Predicting unknown from known
Spatial Interpolation
When analyzing real-world phenomena, it is not practical to collect data for every location in the area of interest. Estimation or prediction might be needed at some point in time. The method of accurate prediction seems to be magic in itself but how to do this magic and what needs to considered when performing this magic?
Answer might come out saying: "Take that you have with known location and perform magic called interpolation on it"
For studying the behaviour of simple deterministic interpolation that create surfaces from measured points, based on either the extent of similarity and the parameter that affects the method, I randomly chose my study of the area within Europe in Belgium. The data for the study was acquired from Global Surface of the Day (GSOD).
Comparitive disscussion for number of Closest Points
I learned that for the prediction of the unknown value we need neighbourhood sample points that will act as the training dataset. Inverse Distance Weight (IDW) uses, certain predefined formula for interpolating unknown values of distant locations. It follows the rules that sample values closer to the prediction location will have more influence than sample values farther apart.
To determine the temperature at an unknown location, one factor that affected its outcome was the number of its neighbourhood. Initially, I chose 12 nearest neighbourhood that could determine the value at the centre of Brussel.
When taking only those 12 points into consideration and interpolating, the output was as shown in the map (represented with Geometric Classification for better visualization).
Similarly, if 18 was taken as number of points and based on that if unknown location was chosen in the exact place as previous and finally interpolating these points. I received a map....
......I would say a better map as compared to the previous was obtained, the random peak and crust in the data was reduced but represented more global phenomenon and lost local phenomenon. The value varied and since, as point close to one another are more alike than those that are farther away, as the locations get farther away, the measured values will have little relationship to the value of the prediction location.
Thus, to speed calculations and get more accurate result, we can exclude the more distant points that will have little influence on the prediction.
So, number of points largerly depends on our use, if we want to preserve local phenomenons, we should take smaller number but if we need more smoother result and do not care about local changes then user larger number.
Temperature Map generated
The Temperature map prepared from the interpolated GSOD points is as shown in the map view below. I believe that the same series of colour will show the temperature changes more efficiently. Temperature values in Belgium are ranging very low so I preferred in using a series of blue colour to bright. The darker the colour, the lower the temperature.
Here, I classified the results Geometric interval but avoided using equal area or equal interval as we know for temperature changes with height. The equal class interval might show the temperature with an equal area which might not be the real case and so is with equal interval.
Temperature Map
Here predicted temp at Brussels was interpolated as 8.66 with reference to the GSOD dataset with a Standard deviation of 0.42. By standard deviation here, I mean that the true temp value at the desired location is 8.66 but could be as low as (8.66+(0.42*2)) or (8.66-(0.42*2)). We can see from the results that the temperature of Belgium is changing as we move from East to West.

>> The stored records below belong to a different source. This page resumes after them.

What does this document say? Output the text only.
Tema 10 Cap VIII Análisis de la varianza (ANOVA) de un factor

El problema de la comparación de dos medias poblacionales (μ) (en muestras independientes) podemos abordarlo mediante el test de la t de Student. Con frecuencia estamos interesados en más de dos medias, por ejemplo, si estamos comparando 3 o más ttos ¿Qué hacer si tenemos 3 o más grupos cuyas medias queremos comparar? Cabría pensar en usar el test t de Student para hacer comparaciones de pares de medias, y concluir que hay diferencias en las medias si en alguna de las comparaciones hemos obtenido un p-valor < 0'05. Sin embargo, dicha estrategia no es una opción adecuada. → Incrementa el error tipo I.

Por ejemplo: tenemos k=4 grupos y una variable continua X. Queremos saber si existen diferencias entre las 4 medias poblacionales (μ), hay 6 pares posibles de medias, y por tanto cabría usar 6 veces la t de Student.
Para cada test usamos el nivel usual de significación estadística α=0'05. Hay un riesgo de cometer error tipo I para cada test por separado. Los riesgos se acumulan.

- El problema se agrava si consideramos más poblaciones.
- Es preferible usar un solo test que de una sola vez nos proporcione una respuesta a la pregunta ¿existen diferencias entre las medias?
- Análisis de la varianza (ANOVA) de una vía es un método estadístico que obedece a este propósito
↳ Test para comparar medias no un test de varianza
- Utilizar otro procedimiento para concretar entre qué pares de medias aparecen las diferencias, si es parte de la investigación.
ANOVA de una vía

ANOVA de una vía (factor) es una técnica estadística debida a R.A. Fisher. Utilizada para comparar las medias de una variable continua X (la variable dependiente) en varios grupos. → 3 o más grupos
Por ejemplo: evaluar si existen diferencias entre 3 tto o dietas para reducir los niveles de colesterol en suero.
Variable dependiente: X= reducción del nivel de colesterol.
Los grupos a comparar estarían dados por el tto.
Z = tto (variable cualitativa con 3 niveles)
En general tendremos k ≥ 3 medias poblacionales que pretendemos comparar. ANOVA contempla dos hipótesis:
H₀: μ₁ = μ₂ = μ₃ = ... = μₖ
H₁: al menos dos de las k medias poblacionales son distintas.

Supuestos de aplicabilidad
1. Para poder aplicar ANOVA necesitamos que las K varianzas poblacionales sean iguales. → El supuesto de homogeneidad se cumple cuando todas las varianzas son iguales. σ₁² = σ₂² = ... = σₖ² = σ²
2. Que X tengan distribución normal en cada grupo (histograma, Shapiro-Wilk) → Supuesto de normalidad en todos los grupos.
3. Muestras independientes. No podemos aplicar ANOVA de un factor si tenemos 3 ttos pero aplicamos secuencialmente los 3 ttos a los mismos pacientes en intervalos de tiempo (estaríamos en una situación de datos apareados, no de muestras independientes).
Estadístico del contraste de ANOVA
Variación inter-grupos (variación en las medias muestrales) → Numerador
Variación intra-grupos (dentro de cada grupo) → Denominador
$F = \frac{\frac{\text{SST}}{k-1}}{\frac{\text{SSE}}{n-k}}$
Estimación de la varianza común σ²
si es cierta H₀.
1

Comparative Disscusion on output from IDW with seprate power value
To determine the parametric effect on deterministic interpolation output with a different set of power value, processing was done with power 2 and 4 respectively. From the output which is shown in the image below we could say that the result of IDW is affected by power.
Interpolated Map for 12 points with power 2
When performing the IDW interpolation with power 2, with the assumption of power as the weight/ emphasis given to neighbouring point, output, as shown in the image in the right, was obtained, which was more rough surface measurement but had less standard deviation.

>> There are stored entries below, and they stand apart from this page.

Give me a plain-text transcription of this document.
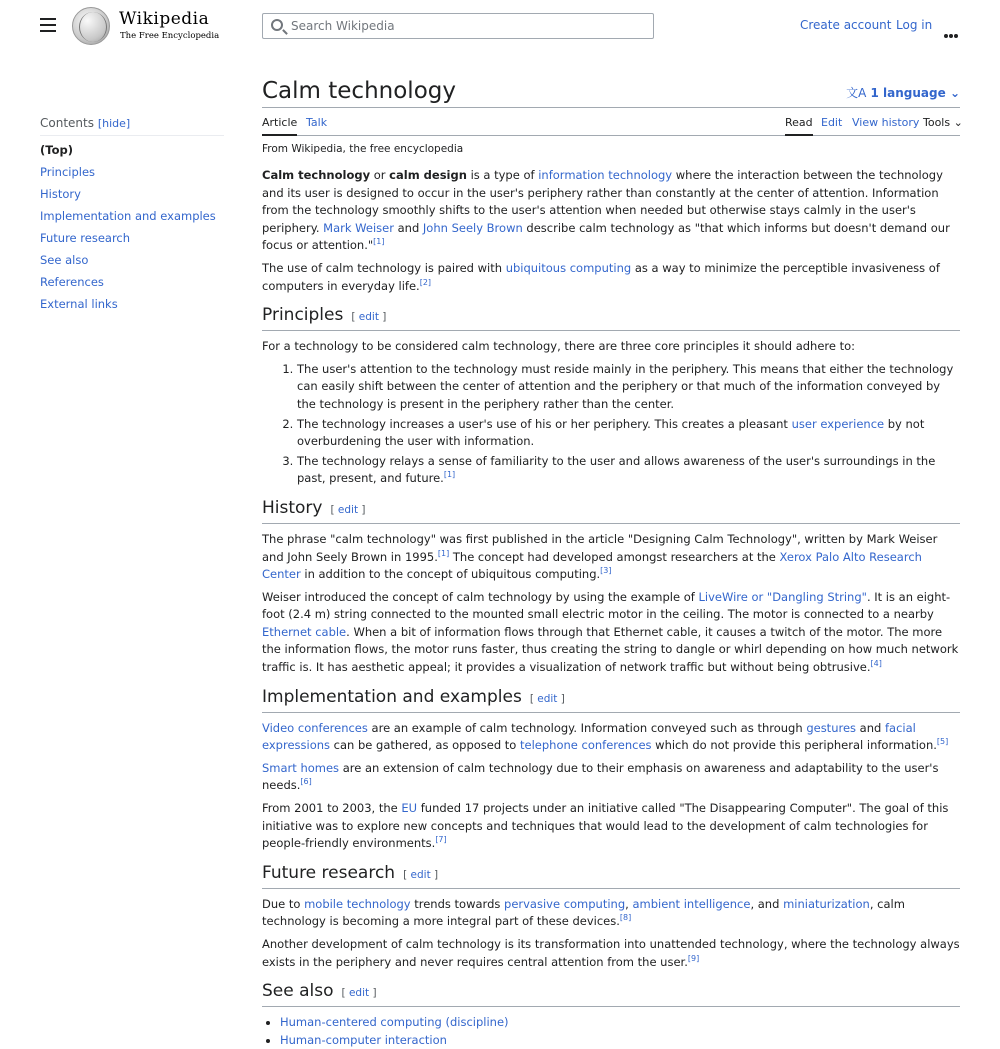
Wikipedia
The Free Encyclopedia
Search Wikipedia
Create account Log in
Contents [hide]
(Top)
Principles
History
Implementation and examples
Future research
See also
References
External links
Calm technology	文A 1 language ⌄
Article Talk	Read Edit View history Tools ⌄
From Wikipedia, the free encyclopedia

Calm technology or calm design is a type of information technology where the interaction between the technology and its user is designed to occur in the user's periphery rather than constantly at the center of attention. Information from the technology smoothly shifts to the user's attention when needed but otherwise stays calmly in the user's periphery. Mark Weiser and John Seely Brown describe calm technology as "that which informs but doesn't demand our focus or attention."[1]

The use of calm technology is paired with ubiquitous computing as a way to minimize the perceptible invasiveness of computers in everyday life.[2]

Principles [ edit ]

For a technology to be considered calm technology, there are three core principles it should adhere to:

1. The user's attention to the technology must reside mainly in the periphery. This means that either the technology can easily shift between the center of attention and the periphery or that much of the information conveyed by the technology is present in the periphery rather than the center.
2. The technology increases a user's use of his or her periphery. This creates a pleasant user experience by not overburdening the user with information.
3. The technology relays a sense of familiarity to the user and allows awareness of the user's surroundings in the past, present, and future.[1]
History [ edit ]

The phrase "calm technology" was first published in the article "Designing Calm Technology", written by Mark Weiser and John Seely Brown in 1995.[1] The concept had developed amongst researchers at the Xerox Palo Alto Research Center in addition to the concept of ubiquitous computing.[3]

Weiser introduced the concept of calm technology by using the example of LiveWire or "Dangling String". It is an eight-foot (2.4 m) string connected to the mounted small electric motor in the ceiling. The motor is connected to a nearby Ethernet cable. When a bit of information flows through that Ethernet cable, it causes a twitch of the motor. The more the information flows, the motor runs faster, thus creating the string to dangle or whirl depending on how much network traffic is. It has aesthetic appeal; it provides a visualization of network traffic but without being obtrusive.[4]

Implementation and examples [ edit ]

Video conferences are an example of calm technology. Information conveyed such as through gestures and facial expressions can be gathered, as opposed to telephone conferences which do not provide this peripheral information.[5]

Smart homes are an extension of calm technology due to their emphasis on awareness and adaptability to the user's needs.[6]

From 2001 to 2003, the EU funded 17 projects under an initiative called "The Disappearing Computer". The goal of this initiative was to explore new concepts and techniques that would lead to the development of calm technologies for people-friendly environments.[7]

Future research [ edit ]

Due to mobile technology trends towards pervasive computing, ambient intelligence, and miniaturization, calm technology is becoming a more integral part of these devices.[8]

Another development of calm technology is its transformation into unattended technology, where the technology always exists in the periphery and never requires central attention from the user.[9]

See also [ edit ]
• Human-centered computing (discipline)
• Human-computer interaction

Interpolated Map for 12 points with power 4
Similarly, when performing the IDW interpolation with power 4, with the assumption of power as the weight/ emphasis given to neighbouring point, output, as shown in the image in the right, was obtained, which was more smoother surface measurement but had high standard deviation higher Standard deviation.
Difference of IDW with power 2 from power 4
From the result, it shows that power controls the significance of the surrounding points that means if we assign high power there will be less influence by distant points and vice versa. The higher power means that the surrounding points make more effect on the results and the surface will be not smooth. What can be seen from the results is that the standard deviation of power 2 is lower than that of power 4. It suggest that the value obtained from IDW with power 2 is more stable that when the power is increased to 4. But, it was observed that the mean value and the median value was almost same in both the case
The map in the figure is the subtracted raster with power 2 from power 4. The main shortcoming of this approach was its “bull’s eye” effect where the highest values will be assigned to points that are near the sampled locations and neglect the effect done by points that are located far apart.
In spatial data one of the most faced problems is missing data, thus with this spatial interpolation we can interpolate values for the missing observations.